IOPC highlights deaths from police-related traffic incidents
Deaths from police-related road traffic incidents (RTIs) have reached their highest level in a decade, delegates at the Police Federation of England and Wales annual Roads Policing Conference have been told.
There were 42 fatalities from RTIs involving the police across England and Wales in 2018/19, an increase of 13 on the previous year and the highest number in the past ten years. Of that figure, 30 of the deaths were from pursuit-related incidents, up by 13 from 2017/18.
Independent Office for Police Conduct (IOPC) Roads Police Strategic Lead Steve Noonan said police-related RTIs were now a major focus for the IOPC and it was working with forces to improve policing practice through learning from its investigations.

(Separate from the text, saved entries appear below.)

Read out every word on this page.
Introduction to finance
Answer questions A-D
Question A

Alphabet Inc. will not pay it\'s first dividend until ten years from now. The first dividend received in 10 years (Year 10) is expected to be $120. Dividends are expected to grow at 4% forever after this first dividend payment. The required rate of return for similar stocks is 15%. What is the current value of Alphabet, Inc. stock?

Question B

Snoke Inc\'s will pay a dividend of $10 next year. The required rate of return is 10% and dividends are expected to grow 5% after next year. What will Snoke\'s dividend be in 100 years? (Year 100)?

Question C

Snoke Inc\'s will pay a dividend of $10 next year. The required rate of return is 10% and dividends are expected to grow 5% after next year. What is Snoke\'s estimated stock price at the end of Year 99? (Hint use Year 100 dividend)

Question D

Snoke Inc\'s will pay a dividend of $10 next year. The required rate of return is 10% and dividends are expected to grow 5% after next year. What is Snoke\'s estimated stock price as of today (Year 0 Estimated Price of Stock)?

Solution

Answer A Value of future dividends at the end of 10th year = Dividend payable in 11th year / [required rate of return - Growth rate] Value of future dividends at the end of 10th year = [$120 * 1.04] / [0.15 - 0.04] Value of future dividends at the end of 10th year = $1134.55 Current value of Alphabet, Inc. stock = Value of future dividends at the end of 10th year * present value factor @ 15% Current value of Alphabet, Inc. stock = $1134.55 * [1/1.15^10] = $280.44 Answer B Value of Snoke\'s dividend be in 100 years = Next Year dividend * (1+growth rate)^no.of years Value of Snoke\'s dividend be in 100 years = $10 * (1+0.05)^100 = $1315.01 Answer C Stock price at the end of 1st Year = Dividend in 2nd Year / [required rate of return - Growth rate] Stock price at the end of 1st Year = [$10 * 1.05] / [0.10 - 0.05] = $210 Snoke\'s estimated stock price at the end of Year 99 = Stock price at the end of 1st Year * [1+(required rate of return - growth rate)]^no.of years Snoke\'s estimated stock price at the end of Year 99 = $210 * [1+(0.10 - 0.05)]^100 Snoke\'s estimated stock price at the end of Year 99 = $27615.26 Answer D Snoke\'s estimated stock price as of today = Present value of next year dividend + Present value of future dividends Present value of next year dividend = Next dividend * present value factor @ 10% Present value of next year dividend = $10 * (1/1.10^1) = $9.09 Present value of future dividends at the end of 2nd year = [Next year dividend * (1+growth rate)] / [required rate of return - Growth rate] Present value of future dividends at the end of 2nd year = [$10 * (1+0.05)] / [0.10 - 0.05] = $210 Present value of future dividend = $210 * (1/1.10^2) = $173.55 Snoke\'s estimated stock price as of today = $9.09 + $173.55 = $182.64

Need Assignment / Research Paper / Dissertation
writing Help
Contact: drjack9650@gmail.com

Mr Noonan told the conference: “An increasing number of people are being killed in police-related RTIs. With the benefit of data from cases across England and Wales, we want to identify key learning and work with police to make improvements so the public can have confidence, but also so police have appropriate guidance and training.
“It’s all about striking a balance between public safety from the perspective of police proactively dealing with crime, while ensuring the safety of road users and pedestrians.”
As part of a wider move to specialise in thematic areas of concern, he said the IOPC was developing technical advisers to build on their knowledge of roads policing issues and achieve a more consistent approach to RTI investigations. There are currently eight advisers with at least one in each of the IOPC’s six offices across England and Wales.
They receive training internally and have been given the opportunity to sit alongside police drivers receiving specific training. For example, they can attend police tactical pursuit and containment courses and visit force control rooms to see how incidents are managed live. Their role involves advising RTI investigation leads on issues and potential areas for learning, as well accessing technical assistance in cases where input from an external expert may be appropriate.
The IOPC’s presentation also highlighted recent national learning recommendations from IOPC cases accepted by the National Police Chiefs’ Council (NPCC). Examples include police using ‘life hammers’ to rescue people trapped in cars immediately after an RTI, and recommendations on the use of deliberate ‘tactical contact’ with mopeds ridden by suspected criminals.
The updated NPCC guidance acknowledges tactical contact as a legitimate use of force for appropriately trained police drivers, where authorised, but seeks to better support police officers in carrying out their assessment of the situation and risks posed. The guidance covers issues such as use of alternative tactics, weighing up the severity of the suspected offence and the likelihood of causing injury to the riders, others and themselves. It also reinforces that use of the tactic must be authorised.
The IOPC’s overarching proposals were informed by learning from five investigations involving tactical contact with two-wheeled vehicles. These highlighted risks to police officers, riders and the public because of a policy gap around use of the tactic.